Simon Shand and Alex Grant had worked together at the former Michelin-starred restaurant prior to its closure in November 2024
The former executive chef at the now-closed Leroy in London’s Shoreditch is launching a new restaurant in its place with fellow operations manager Alex Grant.
Chef Simon Shand held the Michelin star at the east London wine bar and bistro for three consecutive years until his departure from Leroy in February last year.
In November, owners Ed Thaw and Jack Lewens confirmed the restaurant’s closure, just weeks after the Autumn Budget.
The former site of Leroy will reopen as the 40-cover Duchy restaurant next month under new owners Shand and Grant, who first met while working at Leroy in 2021. They had always wanted to open a restaurant of their own after a trip together to San Sebastián.
Duchy will combine Shand’s classical French training at the likes of Arbutus, Wild Honey, and Frenchie with his passion for Italian game, pasta, and antipasti. Taking its name from the historical Duchy of Savoy, which spanned Lyon, Milan, Geneva and Nice for 800 years, the restaurant will offer the best of French and Italian cuisine.

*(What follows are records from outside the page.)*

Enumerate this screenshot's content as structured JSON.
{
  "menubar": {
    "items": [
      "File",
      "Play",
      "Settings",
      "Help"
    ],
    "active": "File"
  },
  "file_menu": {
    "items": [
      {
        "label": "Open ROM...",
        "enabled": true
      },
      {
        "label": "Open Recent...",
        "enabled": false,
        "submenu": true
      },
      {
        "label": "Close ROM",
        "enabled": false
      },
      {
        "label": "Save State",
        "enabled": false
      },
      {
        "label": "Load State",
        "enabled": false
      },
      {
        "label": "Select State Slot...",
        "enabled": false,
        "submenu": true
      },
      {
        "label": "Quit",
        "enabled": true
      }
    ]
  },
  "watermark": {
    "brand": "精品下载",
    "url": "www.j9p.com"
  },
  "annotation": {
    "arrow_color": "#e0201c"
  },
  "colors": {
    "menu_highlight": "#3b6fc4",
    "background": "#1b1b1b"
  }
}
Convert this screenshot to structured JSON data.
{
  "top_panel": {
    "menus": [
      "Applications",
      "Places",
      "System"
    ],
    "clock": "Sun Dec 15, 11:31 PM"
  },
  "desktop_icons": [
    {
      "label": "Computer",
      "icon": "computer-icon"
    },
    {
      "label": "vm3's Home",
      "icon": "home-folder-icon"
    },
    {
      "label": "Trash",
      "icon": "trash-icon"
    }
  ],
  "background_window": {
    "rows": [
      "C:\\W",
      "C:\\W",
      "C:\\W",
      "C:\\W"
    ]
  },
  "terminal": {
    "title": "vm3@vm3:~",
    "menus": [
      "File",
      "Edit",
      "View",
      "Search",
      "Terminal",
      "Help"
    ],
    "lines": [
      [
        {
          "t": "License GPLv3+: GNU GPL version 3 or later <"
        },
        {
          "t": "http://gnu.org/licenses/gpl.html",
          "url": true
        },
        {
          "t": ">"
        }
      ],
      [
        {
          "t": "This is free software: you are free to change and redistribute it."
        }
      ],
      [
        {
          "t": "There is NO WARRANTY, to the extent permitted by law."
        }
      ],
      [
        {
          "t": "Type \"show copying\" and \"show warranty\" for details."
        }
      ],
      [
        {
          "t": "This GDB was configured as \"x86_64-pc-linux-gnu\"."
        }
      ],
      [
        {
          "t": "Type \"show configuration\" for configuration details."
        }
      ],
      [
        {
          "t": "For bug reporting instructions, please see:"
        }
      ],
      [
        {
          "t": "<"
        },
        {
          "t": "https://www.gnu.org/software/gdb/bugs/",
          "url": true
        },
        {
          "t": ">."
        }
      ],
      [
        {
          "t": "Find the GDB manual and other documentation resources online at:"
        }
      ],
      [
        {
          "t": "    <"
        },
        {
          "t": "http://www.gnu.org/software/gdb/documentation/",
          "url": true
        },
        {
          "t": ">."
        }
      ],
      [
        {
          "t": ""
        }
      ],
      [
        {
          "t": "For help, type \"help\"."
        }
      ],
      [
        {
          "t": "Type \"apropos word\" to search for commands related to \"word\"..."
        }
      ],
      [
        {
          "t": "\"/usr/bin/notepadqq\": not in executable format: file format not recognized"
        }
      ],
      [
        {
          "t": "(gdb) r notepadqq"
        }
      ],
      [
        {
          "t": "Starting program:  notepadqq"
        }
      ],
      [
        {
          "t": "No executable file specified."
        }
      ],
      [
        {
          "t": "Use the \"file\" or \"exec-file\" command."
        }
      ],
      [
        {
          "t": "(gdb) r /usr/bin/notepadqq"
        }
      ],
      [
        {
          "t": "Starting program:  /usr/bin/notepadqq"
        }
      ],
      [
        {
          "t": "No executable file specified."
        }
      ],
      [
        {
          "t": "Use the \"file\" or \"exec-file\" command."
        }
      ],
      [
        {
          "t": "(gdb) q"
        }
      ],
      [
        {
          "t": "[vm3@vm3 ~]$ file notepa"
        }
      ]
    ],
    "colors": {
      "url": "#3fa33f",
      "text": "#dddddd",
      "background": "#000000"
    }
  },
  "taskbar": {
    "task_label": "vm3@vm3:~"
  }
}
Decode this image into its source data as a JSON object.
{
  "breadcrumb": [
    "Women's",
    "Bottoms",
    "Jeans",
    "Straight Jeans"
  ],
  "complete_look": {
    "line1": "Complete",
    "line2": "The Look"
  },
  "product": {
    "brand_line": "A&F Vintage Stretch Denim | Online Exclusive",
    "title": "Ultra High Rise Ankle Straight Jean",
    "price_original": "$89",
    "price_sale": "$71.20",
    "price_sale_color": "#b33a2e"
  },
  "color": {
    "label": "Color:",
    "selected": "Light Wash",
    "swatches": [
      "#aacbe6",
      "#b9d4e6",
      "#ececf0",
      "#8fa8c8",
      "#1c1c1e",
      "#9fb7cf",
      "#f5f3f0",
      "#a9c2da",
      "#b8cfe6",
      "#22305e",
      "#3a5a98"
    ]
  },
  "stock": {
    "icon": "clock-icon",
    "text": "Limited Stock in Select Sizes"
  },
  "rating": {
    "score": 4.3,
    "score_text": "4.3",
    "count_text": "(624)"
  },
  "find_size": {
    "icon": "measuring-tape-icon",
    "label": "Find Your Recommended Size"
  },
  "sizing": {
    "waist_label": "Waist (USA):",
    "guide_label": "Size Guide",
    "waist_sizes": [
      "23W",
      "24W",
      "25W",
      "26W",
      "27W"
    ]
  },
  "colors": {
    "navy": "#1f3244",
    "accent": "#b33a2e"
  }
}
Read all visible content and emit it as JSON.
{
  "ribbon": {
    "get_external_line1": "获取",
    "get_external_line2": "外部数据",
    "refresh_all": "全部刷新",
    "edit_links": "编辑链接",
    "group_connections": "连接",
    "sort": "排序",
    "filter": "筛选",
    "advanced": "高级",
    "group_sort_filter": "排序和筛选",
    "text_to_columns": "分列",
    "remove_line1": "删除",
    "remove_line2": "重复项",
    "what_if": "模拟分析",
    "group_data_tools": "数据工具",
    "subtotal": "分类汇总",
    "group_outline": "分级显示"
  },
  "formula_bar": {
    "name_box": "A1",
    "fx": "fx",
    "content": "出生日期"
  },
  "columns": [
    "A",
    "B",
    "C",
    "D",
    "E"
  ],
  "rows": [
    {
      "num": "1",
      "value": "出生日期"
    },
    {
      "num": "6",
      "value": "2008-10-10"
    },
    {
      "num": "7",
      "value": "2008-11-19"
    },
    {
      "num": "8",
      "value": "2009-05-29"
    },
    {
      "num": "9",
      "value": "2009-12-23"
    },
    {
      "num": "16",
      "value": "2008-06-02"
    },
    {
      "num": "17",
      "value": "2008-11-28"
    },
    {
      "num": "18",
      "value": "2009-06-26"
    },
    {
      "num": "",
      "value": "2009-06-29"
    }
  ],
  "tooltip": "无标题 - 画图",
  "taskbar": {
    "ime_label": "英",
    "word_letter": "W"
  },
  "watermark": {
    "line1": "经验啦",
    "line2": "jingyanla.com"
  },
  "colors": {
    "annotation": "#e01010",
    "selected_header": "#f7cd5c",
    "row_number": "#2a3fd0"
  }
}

Dishes will include snacks such as pork shoulder and smoked eel croquettes; brown crab arancini; and anchovies with lardo on marjoram toast, as well as larger sharing plates like côté de boeuf with grilled baby gem and gorgonzola butter; whole grilled red mullet with baby potatoes and beurre blanc sauce; and cannoli with sweetened ricotta cheese.
Duchy will also serve a selection of classic and natural wines, as well as two regional negronis: the Negroni Savoyard (gin, vermouth and bitters from Chambery) and the Negroni Savoiardo (gin, Antica Formula and Campari from Piedmont).
Sasha Filskow of Inside Design is leading a renovation which will retain Leroy’s open kitchen and wall of 200 records.
Shand said: “We’re so excited to be able to get the doors open this spring. We’re so in love with the food and wine of this region and can’t wait to share it with everyone who visits.”
Grant added: “Leroy was that rarest of things and yet, even knowing it as well as I do, I often struggle to put into words why. It was serious. And small. It was wildly busy. It was loud at times, but wonderfully so. It was fast and loose and for a bistro of that size it had an extraordinary cellar… I guess, for me, the timing and the team were some kind of perfect storm. And I hope, with chance on our side, we can do the ghosts justice.”